Thinking Machines: Mathematical Reasoning in the Age of LLMs
This work addresses the problem of understanding and improving LLMs' reasoning capabilities in formal mathematics for researchers in AI and machine learning, though it is incremental in nature.
The paper examines the challenges of applying Large Language Models (LLMs) to formal mathematics, highlighting that progress in theorem proving is more difficult than in coding despite similarities, and explores key issues like training trade-offs and the brittleness of proof generation.
Large Language Models (LLMs) have shown remarkable abilities in structured reasoning and symbolic tasks, with coding emerging as a particular area of strength. This success has sparked growing interest in applying LLMs to mathematics, both in informal problem-solving and formal theorem proving. However, progress in formal mathematics has proven to be significantly more difficult, despite surface-level similarities between programming and proof construction.
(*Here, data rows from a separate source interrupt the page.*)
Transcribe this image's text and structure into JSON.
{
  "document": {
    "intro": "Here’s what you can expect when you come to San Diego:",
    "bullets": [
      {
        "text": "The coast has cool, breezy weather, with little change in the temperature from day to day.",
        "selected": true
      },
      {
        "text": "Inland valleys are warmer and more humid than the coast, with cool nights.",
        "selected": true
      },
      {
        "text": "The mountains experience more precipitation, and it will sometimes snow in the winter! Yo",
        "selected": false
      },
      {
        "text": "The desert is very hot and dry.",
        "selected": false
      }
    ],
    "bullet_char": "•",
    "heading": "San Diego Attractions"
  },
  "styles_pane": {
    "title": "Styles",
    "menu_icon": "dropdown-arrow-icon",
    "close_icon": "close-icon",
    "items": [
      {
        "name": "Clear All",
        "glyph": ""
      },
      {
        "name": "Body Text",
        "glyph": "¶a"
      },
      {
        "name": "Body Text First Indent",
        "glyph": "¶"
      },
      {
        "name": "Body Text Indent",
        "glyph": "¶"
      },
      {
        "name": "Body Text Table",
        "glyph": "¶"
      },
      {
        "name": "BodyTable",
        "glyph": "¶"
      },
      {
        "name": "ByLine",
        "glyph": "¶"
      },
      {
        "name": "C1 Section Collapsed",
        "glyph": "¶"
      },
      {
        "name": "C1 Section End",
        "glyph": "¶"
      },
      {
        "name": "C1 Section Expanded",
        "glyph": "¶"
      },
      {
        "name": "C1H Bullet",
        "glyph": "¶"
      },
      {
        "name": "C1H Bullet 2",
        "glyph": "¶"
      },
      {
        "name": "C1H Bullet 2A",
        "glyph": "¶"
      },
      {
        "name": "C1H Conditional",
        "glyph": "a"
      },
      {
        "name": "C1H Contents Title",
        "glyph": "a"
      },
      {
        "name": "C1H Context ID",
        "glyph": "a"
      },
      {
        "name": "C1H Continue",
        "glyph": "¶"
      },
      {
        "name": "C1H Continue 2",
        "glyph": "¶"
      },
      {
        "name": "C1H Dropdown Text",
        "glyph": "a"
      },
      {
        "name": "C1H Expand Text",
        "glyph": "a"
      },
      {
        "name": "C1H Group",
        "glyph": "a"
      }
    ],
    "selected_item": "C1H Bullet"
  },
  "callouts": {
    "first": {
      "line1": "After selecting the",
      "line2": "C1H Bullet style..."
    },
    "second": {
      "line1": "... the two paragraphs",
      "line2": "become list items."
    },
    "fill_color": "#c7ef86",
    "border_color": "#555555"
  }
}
This discrepancy raises important questions about how LLMs ``reason'', how they are supervised, and whether they internally track a notion of computational or deductive state. In this article, we address the state-of-the-art of the discipline, focusing on recent models and benchmarks, and explore three central issues at the intersection of machine learning and mathematical cognition: (i) the trade-offs between formal and informal mathematics as training domains; (ii) the deeper reasons why proof generation remains more brittle than code synthesis; (iii) and the question of whether LLMs represent, or merely mimic, a notion of evolving logical state. Our goal is not to draw hard boundaries, but to identify where the current limits lie, and how they might be extended.